Kimberly-Clark spokes person Judith Webb believes the new labeling standards will be a welcome development for busy OR personnel. "End users need a quick way to assess what they're taking off the shelf when preparing for a surgical case," she said. "For decision makers and purchasing people, the label standards will give them the ability to make apples-to-apples comparisons when evaluating gowns."

"The [gown] industry is coming together over the labeling issue; it's also a way to better position their product lines and ensure that labeling is consistent with their own product claims," added Ron Evans, vice president, corporate development for Clearwater, FL-based Maxxim Medical, a diversified manufacturer, assembler and marketer of single-use drapes and gowns, specialty medical/surgical products such as custom and standard procedure trays, medical and surgical gloves, vascular access and critical care products.

Evans said he agrees that the new standards will help healthcare workers in a number of ways. "Surgical staff should not be encumbered by these kinds of on-the-spot decisions when so many other critical care decisions need to be made," he said. "Over the years, products have made reference to their supposed viral properties, but there are probably some inconsistencies out there."

Evans said the new standards will not only put infection control claims on a level playing field, but also save hospitals money in the long run. "There are untold dollars spent unnecessarily every year on treating post operative infections that may result from the failure of PPE in surgery," he said.

Has innovation peaked?

As brisk as innovation has been in safety devices, many infection control practitioners are begging for more. According to the CDC, technology has not advanced to the point where sharps with engineered safety protection are available for all types of procedures performed in hospitals. These include such things as safety spinal needles for lumbar puncture and safety devices for drainage of fluid from deep body cavities.
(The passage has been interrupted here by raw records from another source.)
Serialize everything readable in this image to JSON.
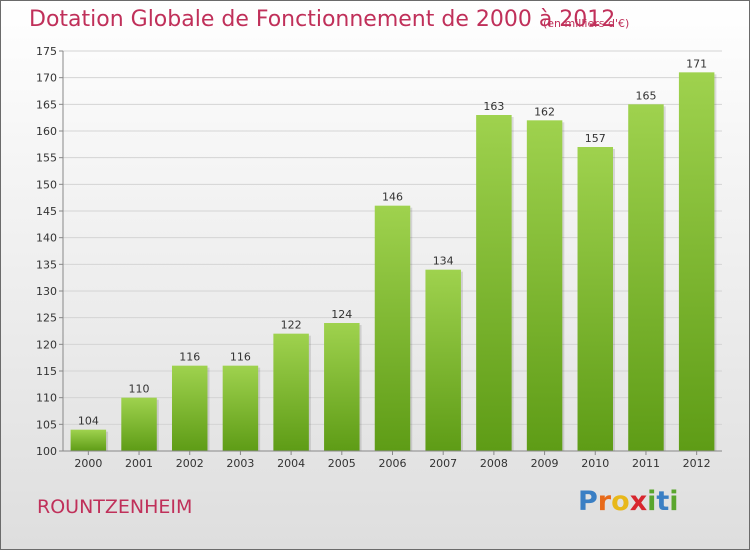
{
  "header": {
    "title": "Dotation Globale de Fonctionnement de 2000 à 2012",
    "units": "(en milliers d'€)"
  },
  "footer": {
    "commune": "ROUNTZENHEIM",
    "logo_letters": [
      "P",
      "r",
      "o",
      "x",
      "i",
      "t",
      "i"
    ],
    "logo_colors": [
      "#3a7fc4",
      "#e86a1a",
      "#e8b81a",
      "#d8262e",
      "#5aa62e",
      "#3a7fc4",
      "#5aa62e"
    ]
  },
  "chart_data": {
    "type": "bar",
    "categories": [
      "2000",
      "2001",
      "2002",
      "2003",
      "2004",
      "2005",
      "2006",
      "2007",
      "2008",
      "2009",
      "2010",
      "2011",
      "2012"
    ],
    "values": [
      104,
      110,
      116,
      116,
      122,
      124,
      146,
      134,
      163,
      162,
      157,
      165,
      171
    ],
    "title": "Dotation Globale de Fonctionnement de 2000 à 2012",
    "subtitle": "(en milliers d'€)",
    "ylim": [
      100,
      175
    ],
    "yticks": [
      100,
      105,
      110,
      115,
      120,
      125,
      130,
      135,
      140,
      145,
      150,
      155,
      160,
      165,
      170,
      175
    ],
    "grid": true,
    "bar_color_top": "#9fd24e",
    "bar_color_bottom": "#5e9c16"
  }
}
"I'm not entirely comfortable with the rate of innovation. The industry has a long way to go still," said Preney, who says she has witnessed a lot of so-called safety devices that are "marginal in quality and not worthy of even a trial at our institution.
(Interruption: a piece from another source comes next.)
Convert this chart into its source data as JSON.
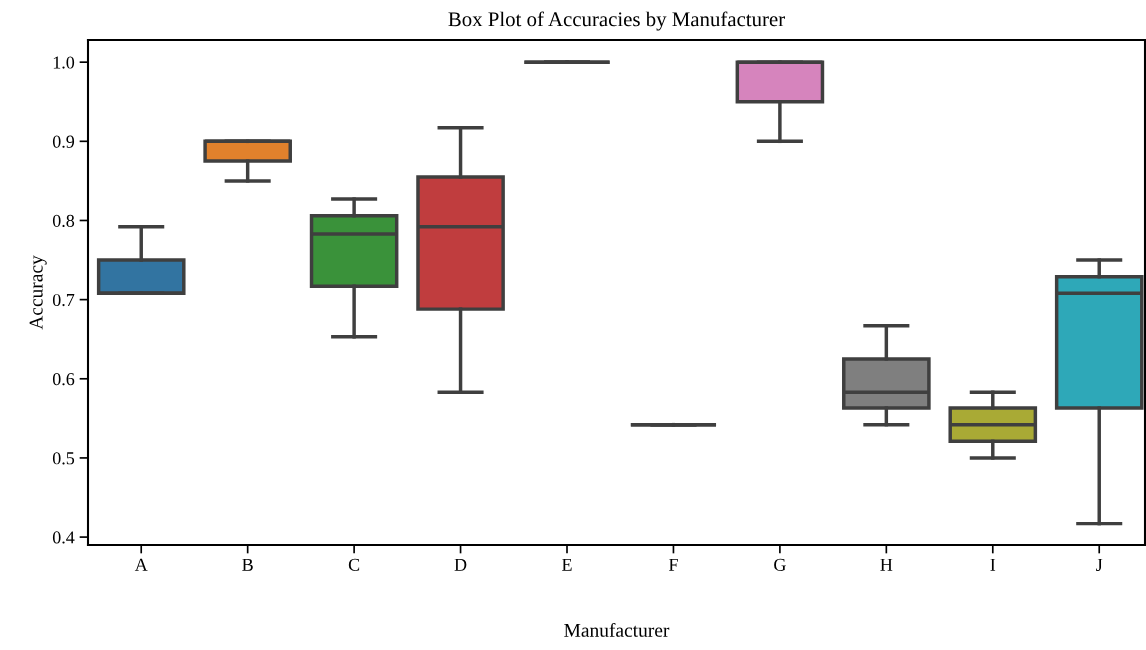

"Many of these devices I've seen need to have a bit more human engineering put into them," Preney added. "If the safety needles and sharps aren't easy to use, intuitive, and easy to convert from an existing product, we won't bother with them. It's better to revert to an established device that staff is comfortable with."

Joggerst agrees. "Some workers will always be better than others at drawing blood and using needles in general," she said. "Manufacturers are working as fast as they can to develop new safety features, but if workers don't engage those features, what's the point? If a product isn't easy to use or works well, it simply won't get used." Joggerst and other ICPs sound a fervent call for manufacturers to involve front-line workers more in the development of all safety devices, not just needles.

Are hospitals safer places to work? Ask any infection control practitioner if hospitals are safer places than they were 20 years ago and all will say 'yes.' With a few caveats, of course. "We live in a different world today. We have immunocompromised people, strange diseases, and an aging population with higher levels of acuity," said Joggerst. "Many people today have learned to question the medical care they receive, yet they don't take care of themselves and avoid risks on the outside."

"Are hospitals safer places to work these days? Yes and no," said Sommers. "The world was a vastly different place 20 years ago. We didn't have AIDS, SARS or bioterrorism threats. We didn't have multi-drug resistant organisms. We didn't see emergency room physicians and nurses pummeled by violence while trying to take care of someone off the street. Yes, we have more sophisticated safety devices than ever before. But hospitals are hazardous places in which to work. We wouldn't have the breadth of personal protective equipment we have it they weren't."

John Hall is a former senior editor of Healthcare Purchasing News and a Chicago-based freelance writer specializing in healthcare.